Dans plusieurs villages du Pas-de-Calais, l'avenir des écoles primaires est incertain. La baisse démographique et le manque d'élèves menacent directement leur existence. Selon l'inspection académique, certaines communes pourraient perdre leur unique établissement scolaire à la rentrée prochaine.
Une situation alarmante dans le Boulonnais
À Colembert, petite commune de 800 habitants, l'école maternelle et primaire accueille aujourd'hui 45 élèves. Un chiffre insuffisant pour justifier son maintien selon les critères départementaux. « Sans école, le village perd son cœur battant », déplore le maire, Jean-Pierre Leduc. Les parents d'élèves ont lancé une pétition qui a recueilli plus de 300 signatures en une semaine.
Même constat à Nabringhen, où l'école à classe unique ne compte plus que 12 élèves. La directrice académique a annoncé une fermeture programmée pour septembre 2025. « C'est une catastrophe pour les familles, qui devront parcourir plusieurs kilomètres pour emmener leurs enfants à l'école », témoigne une mère de famille, Sophie Delattre.
La mobilisation des parents et des élus
Face à ces menaces, un collectif de parents d'élèves s'est formé. « Nous ne laisserons pas fermer nos écoles sans nous battre », affirme le porte-parole du collectif, Marc Dufour. Des rassemblements sont prévus devant les mairies, et une rencontre avec le préfet est demandée.
Les élus locaux soutiennent la mobilisation. Le député de la circonscription, Pierre-Henri Dumont, a interpellé le ministre de l'Éducation nationale. « Ces écoles sont essentielles à la vitalité de nos campagnes. Le gouvernement doit revoir ses critères de fermeture », a-t-il déclaré.
Des conséquences sur la vie des villages
La fermeture d'une école a des répercussions bien au-delà de l'éducation. « C'est tout le tissu social qui se délite », explique le maire de Colembert. Les commerces de proximité, déjà fragiles, risquent de disparaître.

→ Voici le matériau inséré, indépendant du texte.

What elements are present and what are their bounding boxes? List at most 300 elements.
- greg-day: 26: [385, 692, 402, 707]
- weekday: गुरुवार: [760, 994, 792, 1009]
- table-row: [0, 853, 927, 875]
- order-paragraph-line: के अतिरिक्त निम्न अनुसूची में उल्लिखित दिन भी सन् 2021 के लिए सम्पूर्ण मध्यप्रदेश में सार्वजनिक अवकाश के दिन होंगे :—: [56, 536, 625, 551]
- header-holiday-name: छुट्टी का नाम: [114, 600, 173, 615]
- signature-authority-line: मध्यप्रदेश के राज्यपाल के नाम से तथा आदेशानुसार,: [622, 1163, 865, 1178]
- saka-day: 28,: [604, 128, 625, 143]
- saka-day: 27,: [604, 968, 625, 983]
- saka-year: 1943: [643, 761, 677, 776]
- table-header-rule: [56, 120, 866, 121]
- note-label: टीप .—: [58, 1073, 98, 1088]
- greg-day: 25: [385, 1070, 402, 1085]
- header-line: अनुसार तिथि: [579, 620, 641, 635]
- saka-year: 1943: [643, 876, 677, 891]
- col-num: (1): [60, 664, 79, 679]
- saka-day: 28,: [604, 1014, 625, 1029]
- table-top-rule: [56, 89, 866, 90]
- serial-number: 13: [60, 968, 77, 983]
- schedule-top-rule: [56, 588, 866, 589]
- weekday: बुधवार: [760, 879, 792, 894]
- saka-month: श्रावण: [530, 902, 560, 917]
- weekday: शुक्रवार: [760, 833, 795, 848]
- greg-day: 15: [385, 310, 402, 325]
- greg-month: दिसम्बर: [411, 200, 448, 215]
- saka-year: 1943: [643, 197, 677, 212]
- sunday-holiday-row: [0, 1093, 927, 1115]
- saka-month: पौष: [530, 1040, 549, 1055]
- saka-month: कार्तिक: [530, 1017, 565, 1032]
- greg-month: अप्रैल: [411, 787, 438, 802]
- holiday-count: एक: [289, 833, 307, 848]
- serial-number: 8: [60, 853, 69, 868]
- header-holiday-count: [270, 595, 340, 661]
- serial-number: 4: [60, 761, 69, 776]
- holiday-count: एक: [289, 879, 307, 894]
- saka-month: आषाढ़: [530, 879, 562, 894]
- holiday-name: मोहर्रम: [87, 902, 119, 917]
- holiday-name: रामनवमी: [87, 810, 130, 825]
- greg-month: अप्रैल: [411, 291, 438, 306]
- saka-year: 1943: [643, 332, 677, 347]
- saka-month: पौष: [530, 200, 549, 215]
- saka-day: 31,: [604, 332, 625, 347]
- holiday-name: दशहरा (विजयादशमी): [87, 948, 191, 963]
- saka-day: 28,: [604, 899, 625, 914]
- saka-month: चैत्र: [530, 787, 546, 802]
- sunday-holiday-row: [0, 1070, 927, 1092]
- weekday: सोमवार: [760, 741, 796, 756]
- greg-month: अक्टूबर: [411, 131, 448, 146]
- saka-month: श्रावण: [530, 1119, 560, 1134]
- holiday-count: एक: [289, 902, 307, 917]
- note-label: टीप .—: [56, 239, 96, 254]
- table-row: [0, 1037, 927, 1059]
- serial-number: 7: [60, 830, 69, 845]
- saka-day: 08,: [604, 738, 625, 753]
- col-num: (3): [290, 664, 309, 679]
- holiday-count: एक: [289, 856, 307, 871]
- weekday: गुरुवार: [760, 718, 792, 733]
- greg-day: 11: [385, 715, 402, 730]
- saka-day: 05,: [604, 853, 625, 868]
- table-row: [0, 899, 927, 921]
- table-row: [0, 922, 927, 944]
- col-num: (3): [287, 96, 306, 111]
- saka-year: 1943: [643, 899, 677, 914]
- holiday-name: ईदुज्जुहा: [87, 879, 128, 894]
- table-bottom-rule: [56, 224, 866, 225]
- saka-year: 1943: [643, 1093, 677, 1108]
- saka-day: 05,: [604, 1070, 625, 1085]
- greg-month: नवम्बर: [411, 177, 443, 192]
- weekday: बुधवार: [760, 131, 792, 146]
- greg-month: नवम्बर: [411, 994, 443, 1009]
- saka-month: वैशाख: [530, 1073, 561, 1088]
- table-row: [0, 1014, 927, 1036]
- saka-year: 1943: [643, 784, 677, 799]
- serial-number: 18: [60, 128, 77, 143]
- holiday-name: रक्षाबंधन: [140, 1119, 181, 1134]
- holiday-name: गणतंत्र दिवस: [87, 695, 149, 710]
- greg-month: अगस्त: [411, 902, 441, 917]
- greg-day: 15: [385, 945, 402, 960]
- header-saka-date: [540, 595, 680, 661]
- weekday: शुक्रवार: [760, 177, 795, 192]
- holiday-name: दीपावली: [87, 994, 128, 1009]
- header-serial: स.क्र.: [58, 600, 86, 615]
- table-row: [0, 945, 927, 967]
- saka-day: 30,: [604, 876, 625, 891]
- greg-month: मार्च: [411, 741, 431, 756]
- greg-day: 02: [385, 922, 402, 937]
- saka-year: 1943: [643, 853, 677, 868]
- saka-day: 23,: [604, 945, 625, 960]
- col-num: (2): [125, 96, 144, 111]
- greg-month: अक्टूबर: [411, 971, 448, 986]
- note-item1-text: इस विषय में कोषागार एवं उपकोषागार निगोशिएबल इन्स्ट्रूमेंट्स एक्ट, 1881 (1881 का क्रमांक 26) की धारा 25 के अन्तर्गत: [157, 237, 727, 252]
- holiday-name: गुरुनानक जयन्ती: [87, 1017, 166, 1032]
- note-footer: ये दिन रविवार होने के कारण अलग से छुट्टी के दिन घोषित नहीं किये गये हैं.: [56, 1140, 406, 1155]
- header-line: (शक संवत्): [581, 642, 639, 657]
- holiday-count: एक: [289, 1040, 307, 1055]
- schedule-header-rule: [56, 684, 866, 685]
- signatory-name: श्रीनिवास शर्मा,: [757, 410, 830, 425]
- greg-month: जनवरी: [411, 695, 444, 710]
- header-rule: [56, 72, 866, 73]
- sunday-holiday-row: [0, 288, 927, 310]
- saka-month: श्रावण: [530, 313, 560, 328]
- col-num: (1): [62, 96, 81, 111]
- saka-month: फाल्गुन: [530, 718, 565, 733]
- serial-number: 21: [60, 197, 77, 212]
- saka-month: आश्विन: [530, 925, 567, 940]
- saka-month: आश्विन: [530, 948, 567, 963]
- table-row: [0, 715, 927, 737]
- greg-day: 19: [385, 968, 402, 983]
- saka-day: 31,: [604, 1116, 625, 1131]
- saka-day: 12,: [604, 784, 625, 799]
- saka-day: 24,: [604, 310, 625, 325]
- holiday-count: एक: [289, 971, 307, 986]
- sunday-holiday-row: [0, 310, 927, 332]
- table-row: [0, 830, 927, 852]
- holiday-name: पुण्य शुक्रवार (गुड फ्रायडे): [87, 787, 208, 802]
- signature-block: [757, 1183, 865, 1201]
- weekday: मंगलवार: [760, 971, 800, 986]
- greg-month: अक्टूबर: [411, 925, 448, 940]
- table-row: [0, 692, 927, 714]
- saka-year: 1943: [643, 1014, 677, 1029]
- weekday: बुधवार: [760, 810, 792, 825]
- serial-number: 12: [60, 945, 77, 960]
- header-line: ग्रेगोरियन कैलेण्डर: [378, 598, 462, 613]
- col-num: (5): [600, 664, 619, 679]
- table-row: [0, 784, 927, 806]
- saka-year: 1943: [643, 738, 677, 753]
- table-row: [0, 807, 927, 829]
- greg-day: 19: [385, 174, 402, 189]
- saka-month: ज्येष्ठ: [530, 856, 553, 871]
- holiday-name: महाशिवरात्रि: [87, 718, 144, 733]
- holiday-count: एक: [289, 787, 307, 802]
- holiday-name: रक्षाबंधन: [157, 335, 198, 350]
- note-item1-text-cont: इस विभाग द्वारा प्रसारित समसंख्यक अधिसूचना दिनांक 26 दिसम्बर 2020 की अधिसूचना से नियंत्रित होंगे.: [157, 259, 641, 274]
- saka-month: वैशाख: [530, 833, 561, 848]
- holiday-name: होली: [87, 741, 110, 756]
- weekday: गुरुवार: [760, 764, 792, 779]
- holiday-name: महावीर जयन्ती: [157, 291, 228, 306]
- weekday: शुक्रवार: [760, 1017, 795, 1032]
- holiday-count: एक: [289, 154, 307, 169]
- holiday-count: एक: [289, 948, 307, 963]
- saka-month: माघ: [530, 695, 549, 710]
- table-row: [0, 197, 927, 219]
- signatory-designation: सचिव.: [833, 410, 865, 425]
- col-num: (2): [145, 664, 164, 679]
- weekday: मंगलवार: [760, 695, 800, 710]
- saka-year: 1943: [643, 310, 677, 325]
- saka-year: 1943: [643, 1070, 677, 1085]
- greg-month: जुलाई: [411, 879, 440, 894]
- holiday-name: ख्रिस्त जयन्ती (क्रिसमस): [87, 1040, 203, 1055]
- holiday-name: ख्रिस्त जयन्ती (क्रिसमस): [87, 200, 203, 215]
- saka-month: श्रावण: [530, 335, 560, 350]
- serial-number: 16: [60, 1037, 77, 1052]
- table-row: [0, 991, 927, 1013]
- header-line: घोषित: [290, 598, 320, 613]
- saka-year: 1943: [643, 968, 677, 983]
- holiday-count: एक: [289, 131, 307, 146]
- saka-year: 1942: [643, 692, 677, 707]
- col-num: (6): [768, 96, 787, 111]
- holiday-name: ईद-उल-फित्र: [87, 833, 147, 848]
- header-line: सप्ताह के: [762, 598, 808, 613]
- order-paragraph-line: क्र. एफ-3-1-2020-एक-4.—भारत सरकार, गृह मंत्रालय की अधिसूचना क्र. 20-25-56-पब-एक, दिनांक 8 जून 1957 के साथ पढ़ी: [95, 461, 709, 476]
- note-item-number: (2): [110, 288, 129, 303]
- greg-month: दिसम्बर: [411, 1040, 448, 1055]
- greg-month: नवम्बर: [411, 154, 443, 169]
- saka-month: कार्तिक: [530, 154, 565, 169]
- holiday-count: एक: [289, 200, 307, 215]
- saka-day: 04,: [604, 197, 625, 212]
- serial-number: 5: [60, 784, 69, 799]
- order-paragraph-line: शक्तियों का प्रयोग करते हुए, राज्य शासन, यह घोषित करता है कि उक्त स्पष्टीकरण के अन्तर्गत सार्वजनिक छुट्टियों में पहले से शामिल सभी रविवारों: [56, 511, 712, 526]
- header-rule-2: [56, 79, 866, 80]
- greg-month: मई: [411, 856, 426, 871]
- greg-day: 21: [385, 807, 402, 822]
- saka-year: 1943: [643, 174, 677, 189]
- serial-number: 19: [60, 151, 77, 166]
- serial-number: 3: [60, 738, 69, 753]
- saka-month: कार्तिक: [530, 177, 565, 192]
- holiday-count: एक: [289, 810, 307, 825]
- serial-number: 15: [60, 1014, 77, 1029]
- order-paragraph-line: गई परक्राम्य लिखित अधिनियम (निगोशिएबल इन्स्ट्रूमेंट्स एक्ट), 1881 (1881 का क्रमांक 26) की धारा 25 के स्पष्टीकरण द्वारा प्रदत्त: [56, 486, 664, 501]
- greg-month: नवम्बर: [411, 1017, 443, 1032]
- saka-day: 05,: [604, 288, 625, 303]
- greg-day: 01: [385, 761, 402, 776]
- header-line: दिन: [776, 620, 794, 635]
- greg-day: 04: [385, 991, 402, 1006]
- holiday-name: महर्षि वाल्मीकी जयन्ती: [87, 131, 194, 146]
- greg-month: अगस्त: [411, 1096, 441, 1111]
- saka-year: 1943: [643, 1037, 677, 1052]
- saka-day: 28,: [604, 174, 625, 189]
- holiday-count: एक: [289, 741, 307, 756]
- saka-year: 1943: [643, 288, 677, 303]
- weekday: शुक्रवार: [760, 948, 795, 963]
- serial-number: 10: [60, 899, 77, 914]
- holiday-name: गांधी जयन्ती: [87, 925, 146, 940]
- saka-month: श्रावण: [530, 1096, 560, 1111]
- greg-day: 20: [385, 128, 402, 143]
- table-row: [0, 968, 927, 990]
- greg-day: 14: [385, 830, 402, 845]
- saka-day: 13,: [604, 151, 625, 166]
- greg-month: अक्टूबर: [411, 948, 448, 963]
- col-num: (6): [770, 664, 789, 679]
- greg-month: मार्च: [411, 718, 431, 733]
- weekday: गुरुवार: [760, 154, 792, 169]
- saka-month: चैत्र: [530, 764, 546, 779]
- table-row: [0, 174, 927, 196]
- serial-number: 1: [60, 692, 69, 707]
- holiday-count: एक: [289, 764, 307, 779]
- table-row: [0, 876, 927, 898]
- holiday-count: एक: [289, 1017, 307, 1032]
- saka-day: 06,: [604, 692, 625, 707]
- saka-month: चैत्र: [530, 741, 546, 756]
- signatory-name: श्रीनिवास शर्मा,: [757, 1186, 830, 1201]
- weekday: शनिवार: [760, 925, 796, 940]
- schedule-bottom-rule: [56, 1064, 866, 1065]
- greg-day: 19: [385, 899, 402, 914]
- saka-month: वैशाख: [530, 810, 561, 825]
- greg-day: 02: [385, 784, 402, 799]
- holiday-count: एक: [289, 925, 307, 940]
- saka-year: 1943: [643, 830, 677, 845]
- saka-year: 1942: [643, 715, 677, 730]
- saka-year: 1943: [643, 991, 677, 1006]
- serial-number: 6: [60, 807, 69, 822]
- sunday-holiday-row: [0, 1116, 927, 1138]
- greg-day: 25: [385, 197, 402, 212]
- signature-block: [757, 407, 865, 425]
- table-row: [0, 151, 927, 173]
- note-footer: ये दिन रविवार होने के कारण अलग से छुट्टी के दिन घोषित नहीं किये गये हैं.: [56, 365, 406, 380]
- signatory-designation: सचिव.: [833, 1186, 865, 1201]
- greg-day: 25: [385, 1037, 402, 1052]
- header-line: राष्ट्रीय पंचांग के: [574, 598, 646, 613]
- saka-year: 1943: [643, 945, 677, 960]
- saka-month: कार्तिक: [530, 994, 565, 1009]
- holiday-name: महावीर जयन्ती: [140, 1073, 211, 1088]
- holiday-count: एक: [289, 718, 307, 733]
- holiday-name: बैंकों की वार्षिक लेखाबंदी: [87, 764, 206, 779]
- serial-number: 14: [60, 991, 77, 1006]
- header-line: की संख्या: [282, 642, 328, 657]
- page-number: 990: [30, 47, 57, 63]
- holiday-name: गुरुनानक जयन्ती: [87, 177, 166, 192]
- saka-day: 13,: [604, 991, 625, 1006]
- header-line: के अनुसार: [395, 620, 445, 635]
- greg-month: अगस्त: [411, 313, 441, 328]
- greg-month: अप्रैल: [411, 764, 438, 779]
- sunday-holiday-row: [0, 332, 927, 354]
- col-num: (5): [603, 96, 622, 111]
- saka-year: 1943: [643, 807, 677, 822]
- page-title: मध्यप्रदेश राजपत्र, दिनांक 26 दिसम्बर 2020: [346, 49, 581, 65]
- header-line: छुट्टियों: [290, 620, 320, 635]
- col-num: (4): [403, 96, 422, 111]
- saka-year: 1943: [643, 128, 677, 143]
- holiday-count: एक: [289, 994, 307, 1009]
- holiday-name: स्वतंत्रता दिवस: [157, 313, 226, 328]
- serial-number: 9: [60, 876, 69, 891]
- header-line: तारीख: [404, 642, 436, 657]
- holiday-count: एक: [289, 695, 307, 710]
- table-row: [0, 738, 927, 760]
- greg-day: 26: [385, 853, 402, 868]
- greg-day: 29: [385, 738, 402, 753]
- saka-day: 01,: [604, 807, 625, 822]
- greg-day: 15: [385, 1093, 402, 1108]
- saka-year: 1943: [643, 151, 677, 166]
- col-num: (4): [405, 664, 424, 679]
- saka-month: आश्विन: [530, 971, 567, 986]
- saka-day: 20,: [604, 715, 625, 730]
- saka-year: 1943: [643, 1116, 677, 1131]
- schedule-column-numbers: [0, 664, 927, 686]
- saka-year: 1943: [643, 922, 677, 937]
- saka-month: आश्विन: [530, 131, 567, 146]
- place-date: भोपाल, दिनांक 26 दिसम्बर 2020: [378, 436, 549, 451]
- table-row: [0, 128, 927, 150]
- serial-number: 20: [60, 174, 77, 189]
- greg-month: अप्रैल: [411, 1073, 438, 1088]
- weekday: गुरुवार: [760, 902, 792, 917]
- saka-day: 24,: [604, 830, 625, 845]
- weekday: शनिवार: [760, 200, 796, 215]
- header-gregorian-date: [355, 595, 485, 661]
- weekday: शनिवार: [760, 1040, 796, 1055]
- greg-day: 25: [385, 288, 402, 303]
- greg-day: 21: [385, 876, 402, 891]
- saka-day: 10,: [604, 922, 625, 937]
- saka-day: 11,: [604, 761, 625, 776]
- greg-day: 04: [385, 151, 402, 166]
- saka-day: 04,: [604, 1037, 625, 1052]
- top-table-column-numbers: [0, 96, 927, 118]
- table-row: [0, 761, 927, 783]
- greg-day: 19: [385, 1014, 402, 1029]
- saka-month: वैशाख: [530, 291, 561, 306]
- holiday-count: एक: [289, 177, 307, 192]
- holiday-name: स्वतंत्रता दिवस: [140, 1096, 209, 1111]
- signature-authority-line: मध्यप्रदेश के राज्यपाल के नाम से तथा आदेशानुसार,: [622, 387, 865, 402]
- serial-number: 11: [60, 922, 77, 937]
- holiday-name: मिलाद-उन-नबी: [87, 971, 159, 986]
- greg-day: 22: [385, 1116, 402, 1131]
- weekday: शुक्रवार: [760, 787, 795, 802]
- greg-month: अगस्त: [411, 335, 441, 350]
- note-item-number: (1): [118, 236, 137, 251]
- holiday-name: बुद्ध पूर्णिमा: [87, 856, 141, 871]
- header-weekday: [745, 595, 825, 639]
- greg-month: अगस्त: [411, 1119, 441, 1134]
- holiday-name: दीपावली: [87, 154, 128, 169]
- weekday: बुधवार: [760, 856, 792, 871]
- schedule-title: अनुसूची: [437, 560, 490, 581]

Les jeunes couples avec enfants hésitent à s'installer dans une commune sans école.
Selon une étude de l'Association des maires ruraux, 40 % des communes de moins de 500 habitants ont perdu leur école en vingt ans. Le Pas-de-Calais est l'un des départements les plus touchés, avec une baisse de 15 % du nombre d'élèves dans le rural depuis 2010.
Quelles solutions alternatives ?
Certaines communes expérimentent des regroupements pédagogiques intercommunaux (RPI). À Seninghem, trois villages se sont associés pour maintenir une école commune. « C'est une solution, mais elle impose des déplacements quotidiens aux enfants », souligne l'instituteur, Julien Morel.
D'autres misent sur l'attractivité : rénovation des locaux, classes numériques, accueil périscolaire. « Nous devons innover pour garder nos écoles », conclut le maire de Colembert.